The gold trade is also sore about the levy of excise duty. But discussio0ns with knowledgeable sources suggest that many of the fears being aired are misplaced.

First, the finance ministry has already clarified that excise inspectors will not have to visit the shops of goldsmiths. Hence allegations of the government introducing an inspector raj are quite unfounded.

Another allegation is that the discretionary power inspectors have to assess the value of jewellery could lead to many disputes. The gold trade has listed out some 21 stages involved in deciding what the value of a piece of jewellery ought to be (see chart). But this fear can be easily addressed. All that is required is to adopt one of two means. One would be to stick to the valuation given by the jeweller in his invoices/receipts. The other would be to take the metal value of the piece of jewellery and add in a presumptive value added of say 15%. Either of these two norms will make the levy of excise duty that much simpler, and hassle-free.

At best, the trade could ask the government to allow them to pay excise duty in the same way as they pay service tax – once in three months, rather than on a daily or weekly basis. There is no reason to believe that the government will not accede to such a demand.

But there is one more issue that the government needs to work on. It relates to hallmarking of jewellery which has now been made compulsory. Since each hallmarked jewellery item must have a unique code which indicates the quality (caratage) of gold/silver used and the jeweller’s code (, all that is now needed is to give a unique serial number of the item of jewellery thus hallmarked. This list of unique serial numbers – along with the image and details of the relevant jewellery — could be put up on the webpage.

Thus the data of the jewellery item is made available to both the customer and the excise inspector. The former can use it to protect himself. This becomes relevant if a customer suspects that a jeweller has removed some gold at the time of polishing the ornament, or when a mortgaged ornament is redeemed.
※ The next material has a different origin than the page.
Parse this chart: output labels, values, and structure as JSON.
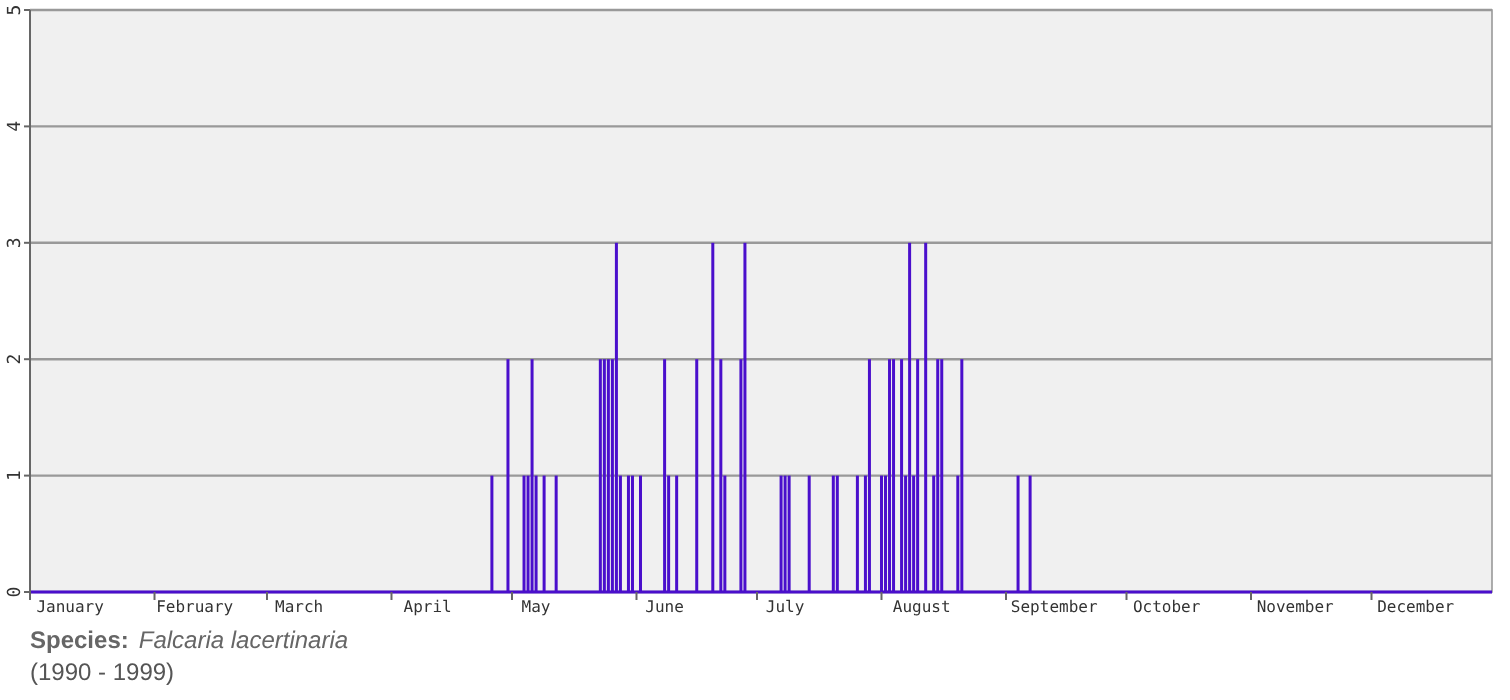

Unfortunately, for too long, the jewellery trade in India has thrived by adopting practices that are anti-consumer and even anti-nation. For the first time, the government has brought in measures like hall marking and registration of PAN details that could begin the process of cleaning up the trade.

The government now needs to go a step further. It needs to introduce measures that protect customers and tax payers from misuse of their PAN and Aadhar cards. It also needs to introduce measures that track items of jewellery.

Such measures could usher in more transparency and more professionalism in the gold trade that employs over 3.5 million people.